NVMe SSDs have the highest number of read operations per second as an application cache. For the erase and write operations, NVMe SSDs offer a lower throughput. However, these operations have more impact on a shop with a high conversion than the read operations. In this respect, the erase and write operations have a higher relevance in e-commerce. For online shop operators, the values of the delete and write operations are therefore particularly important, in which Redis offers clear advantages according to our measurement results. For this reason, we recommend the implementation of Redis for online shops. Especially for medium and large online shops.
For the key-value database memcached as a backend, the results in both two-level deployment scenarios show that memcached does not have a better overall result compared to the other backends. Only memcached offers a higher throughput in the read operations. Since memcached has a higher level of complexity in setup and operation as an application cache, we cannot make a recommendation for memcached after our tests, since there is no great advantage for online shops with this setup effort.
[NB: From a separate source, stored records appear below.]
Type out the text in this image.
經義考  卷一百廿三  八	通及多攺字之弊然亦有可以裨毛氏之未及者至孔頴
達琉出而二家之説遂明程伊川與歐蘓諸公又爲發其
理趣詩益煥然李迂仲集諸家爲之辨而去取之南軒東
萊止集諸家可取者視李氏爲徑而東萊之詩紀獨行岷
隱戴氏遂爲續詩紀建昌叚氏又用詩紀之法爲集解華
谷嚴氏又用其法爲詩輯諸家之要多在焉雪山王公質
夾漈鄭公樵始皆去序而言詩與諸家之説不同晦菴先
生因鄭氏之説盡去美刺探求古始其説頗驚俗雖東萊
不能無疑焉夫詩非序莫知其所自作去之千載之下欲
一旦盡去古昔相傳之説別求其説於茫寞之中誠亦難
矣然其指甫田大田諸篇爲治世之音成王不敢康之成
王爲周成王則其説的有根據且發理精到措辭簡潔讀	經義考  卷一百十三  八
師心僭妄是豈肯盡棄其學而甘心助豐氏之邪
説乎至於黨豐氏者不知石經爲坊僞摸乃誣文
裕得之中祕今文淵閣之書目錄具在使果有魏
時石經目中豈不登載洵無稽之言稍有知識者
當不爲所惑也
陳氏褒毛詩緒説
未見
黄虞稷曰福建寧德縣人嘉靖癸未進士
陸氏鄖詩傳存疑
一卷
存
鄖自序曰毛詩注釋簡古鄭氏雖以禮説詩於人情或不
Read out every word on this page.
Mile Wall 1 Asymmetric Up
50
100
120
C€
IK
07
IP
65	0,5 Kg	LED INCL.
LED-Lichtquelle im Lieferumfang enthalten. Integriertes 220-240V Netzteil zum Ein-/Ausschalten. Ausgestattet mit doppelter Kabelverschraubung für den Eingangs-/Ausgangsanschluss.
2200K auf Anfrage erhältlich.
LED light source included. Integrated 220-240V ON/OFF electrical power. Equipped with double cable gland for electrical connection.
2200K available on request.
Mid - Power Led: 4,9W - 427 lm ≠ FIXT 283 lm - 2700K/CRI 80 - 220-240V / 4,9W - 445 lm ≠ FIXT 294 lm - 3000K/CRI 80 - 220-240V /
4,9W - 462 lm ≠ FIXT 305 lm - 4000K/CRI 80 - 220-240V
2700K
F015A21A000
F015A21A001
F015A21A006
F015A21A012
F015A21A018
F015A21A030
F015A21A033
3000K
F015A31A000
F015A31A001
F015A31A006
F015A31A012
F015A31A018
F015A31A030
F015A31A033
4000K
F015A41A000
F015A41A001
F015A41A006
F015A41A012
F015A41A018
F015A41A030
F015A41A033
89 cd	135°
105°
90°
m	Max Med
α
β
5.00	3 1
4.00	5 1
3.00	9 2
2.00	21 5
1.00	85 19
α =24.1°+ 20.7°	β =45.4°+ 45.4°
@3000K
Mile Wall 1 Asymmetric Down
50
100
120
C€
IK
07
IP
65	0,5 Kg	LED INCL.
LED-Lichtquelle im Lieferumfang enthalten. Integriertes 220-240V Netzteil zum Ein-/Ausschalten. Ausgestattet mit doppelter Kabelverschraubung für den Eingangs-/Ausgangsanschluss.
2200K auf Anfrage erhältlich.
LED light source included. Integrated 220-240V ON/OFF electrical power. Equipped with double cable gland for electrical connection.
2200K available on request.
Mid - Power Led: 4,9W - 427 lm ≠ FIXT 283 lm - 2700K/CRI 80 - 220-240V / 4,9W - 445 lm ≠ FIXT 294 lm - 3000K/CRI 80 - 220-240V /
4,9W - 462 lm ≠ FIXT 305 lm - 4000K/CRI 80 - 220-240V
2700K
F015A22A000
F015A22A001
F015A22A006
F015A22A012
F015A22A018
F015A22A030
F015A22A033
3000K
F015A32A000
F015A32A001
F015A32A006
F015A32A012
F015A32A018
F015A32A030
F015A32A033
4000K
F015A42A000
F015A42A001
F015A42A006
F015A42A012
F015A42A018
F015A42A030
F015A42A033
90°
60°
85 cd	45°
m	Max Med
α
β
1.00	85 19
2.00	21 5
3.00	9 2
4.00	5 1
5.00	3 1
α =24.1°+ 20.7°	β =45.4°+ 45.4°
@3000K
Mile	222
For Showpare, Magento 1 and Magento 2 online shops, we recommend the use of Redis for efficient storage of application caches in the main memory after our test. For smaller shops, NVMe SSDs already lead to sufficiently good performance. The combination of fast SSDs for loading PHP files and static content and Redis as an application cache represents the best environment for a high-performance operation of online shops.
Tabular recommendation for the different shop systems and shop sizes
|Shop system||State of delivery of the manufacturer||Our recommendation for application caches|
|Shopware - small Shop||File system||Redis or NVMe SSDs|
|Shopware - medium to large shop||File system||Redis|
|Magento 1 - small Shop||File system||Redis or NVMe SSDs|
|Magento 1 - medium to large shop||File system||Redis|
|Magento 2 - small Shop||File system||Redis or NVMe SSDs|
|Magento 2 - medium to large shop||File system||Redis|
More posts in this blog series
- Redis Part 1 - Performance optimization for Shopware and Magento
- Redis Part 3 - Sessions Benchmark - NVMe SSDs, Redis and MySQL
- Redis Part 4 - How is Redis integrated into Shopware?
- Redis Part 5 - How to integrate Redis into Magento?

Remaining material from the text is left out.